# Mein Teich, eine lange Geschichte



## Carsten LE (26. Apr. 2007)

Guten Tach,

ich bin hier neu und möchte mich und den Teich vorstellen.(ich 47 Jahre alt und 0,075 m³, Teich 11 Jahre alt und ca. 15 m³)
Als wir vor 11 Jahren neu gebaut haben stand fest: ein Teich muß her. Also beim Hausbau gleich die Grube dafür mit ausgehoben. Haus war fertig, Loch im Garten war da, Geld war alle 
Das war dann eine Weile so. Freundliche Nachbarn haben uns mit einer Anzeige wegen Verunstaltung des Dorfes gedroht.
Im nächsten Schritt haben wir eine Folie im Baumarkt für wenig Geld gekauft. Wir haben den Teichuntergrund modeliert und die Folie eingebracht. Dann war erstmal Winter und still ruhte der sich langsam füllende Gartenkrater. Ein solcher Krater isr der Mäuse ihr Tot. Anstatt muntere Fische schwammen morgends tote Mäuse im Krater.  
Im nächsten Anlauf haben wir das Projekt bepflanzt. Der Kraterrand war natürlich zu steil. Also Kokosmatten-Taschen gekauft und befestigt. So allmählich wandelte sich das Bild vom Krater zu einem Teich ähnlichem Objekt. Die Kokostaschen hieltn ... so naja.... nicht ganz so lang. Irgendwann war der ganze Kram vergammelt und die Plfanzen rutschen so langsam Richtung Teichgrund. 

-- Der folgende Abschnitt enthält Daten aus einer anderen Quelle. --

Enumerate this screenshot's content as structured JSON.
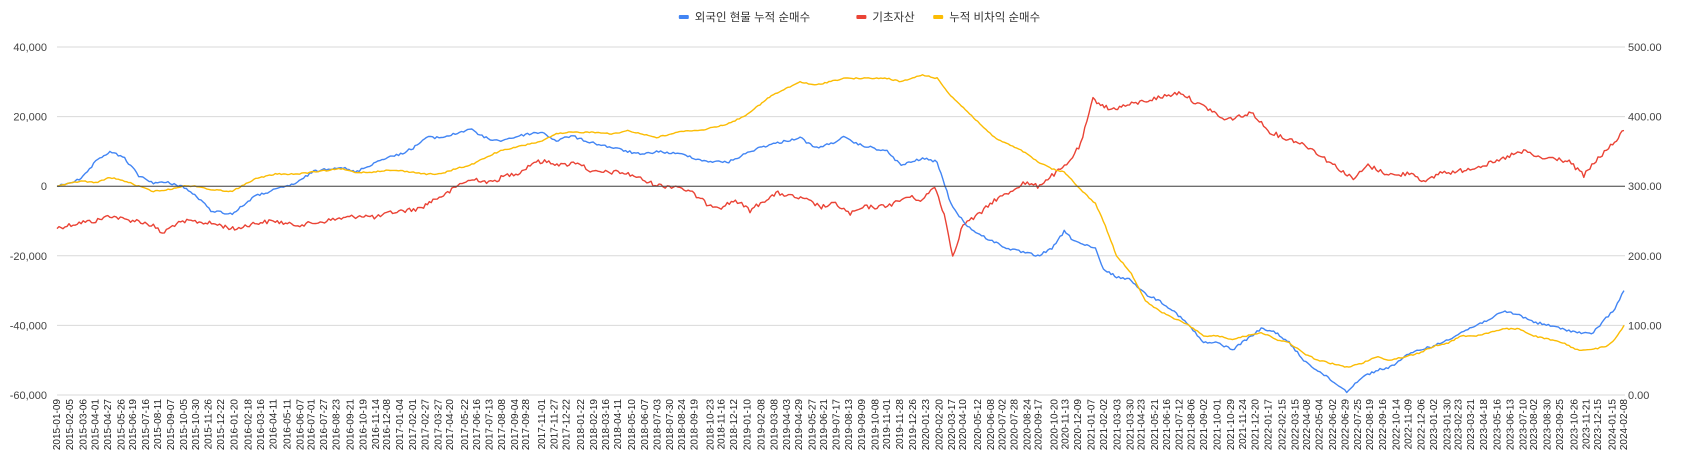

Die Folie hatten wir hinter einer Mauer verlegt, es sollte ja auch hübsch sein. Irgenwann sank der Wasserspiegel unaufhörlich ab. Wind, Verdunstung und sonstige schöne Gründe schieden aus. Ein Loch war des Rätsels Lösung. Und wo? Richtig!! Irgenwo unter oder hinter der Mauer. 
Als Master of Desaster haben wir professionelle Hilfe angefordert. Ein Gartenbauunternehmen riß das alte Gelumpe weg und baute uns einen neuen Teich. So richtig mit Sumpfzone, Flachwasser und tiefen Bereich. Schön, schön und teuer.
Die ganze Bepflanzung entwickelte sich gut und aus dem ersten Teichprojekt hatten wir auch noch ein paar Fische. 1 __ Goldfisch (namentlich bekannt), 7 Orfen (sind ja Schwarmfische und sollen nicht alleine sein), __ Moderlieschen und Elritzen ( sind ja  auch Schwarmfische und blieben nicht allein   - die haben sich prächtig vermehrt.
Zur Technik gehört noch ein Wasserlauf/Miniwasserfall. Wir hören das Plätschern so gerne. 
Irgenwann wechselte das Wasser von klar auf grün. 
Und was macht der stolze Teichbesitzer? Genau: Algentot oder so. Hat kurzfristig geholfen, aber eben nur kurzfristig.
Jetzt war der Zeitpunkt mal richtig nachzudenken.   Was hatten wir falsch gemacht?? 
OK, so ziemlich Alles. Ich glaube, wir haben keinen Fehler ausgelassen. Und das, wo ich doch beruflich mit Wasser zu tun habe. Aber das ist Industrie und kein Teich. Man muß privat und geschäftlich trennen können.  
Also nach diversen Baumarkt Tauchpumpen wurde eine Atlantis 600 gekauft. Daran kam der kleine Filter von Naturagart. Der Auslauf speist das Wasserfällchen. Binnen Stunden wurde das Wasser klar. Da konnten wir auf unserem Lieblingsplatz sitzen und zugucken.  Ein paarmal pro Jahr saugen wir mit der Gardena Schlammsauganlage den Schlamm vom Boden ab. das Filtrat geht nicht in den Teich zurück, sondern läuft in den Garten. Und seitdem genießen wir einen sauberen Teich mit Sichttiefe bis zum Grund. ( Das ist zwar nur ein Meter, aber deswegen kann ich ja den Teich nicht tiefer legen) Und freuen uns an Fischen, Fröschen, __ Libellen und Azurjungfern und anderem Getier. 

Ciao für Erste

Carsten LE


----------



## Dr.J (26. Apr. 2007)

*AW: Mein Teich, eine lange Geschichte*

Hallo Carsten,

Herzlich willkommen bei uns hier.

Na das ist vielleicht eine tolle Geschichte. Hättest du uns mal eher gefunden.  Aber letztendlich ist ja doch alles gut gegangen. 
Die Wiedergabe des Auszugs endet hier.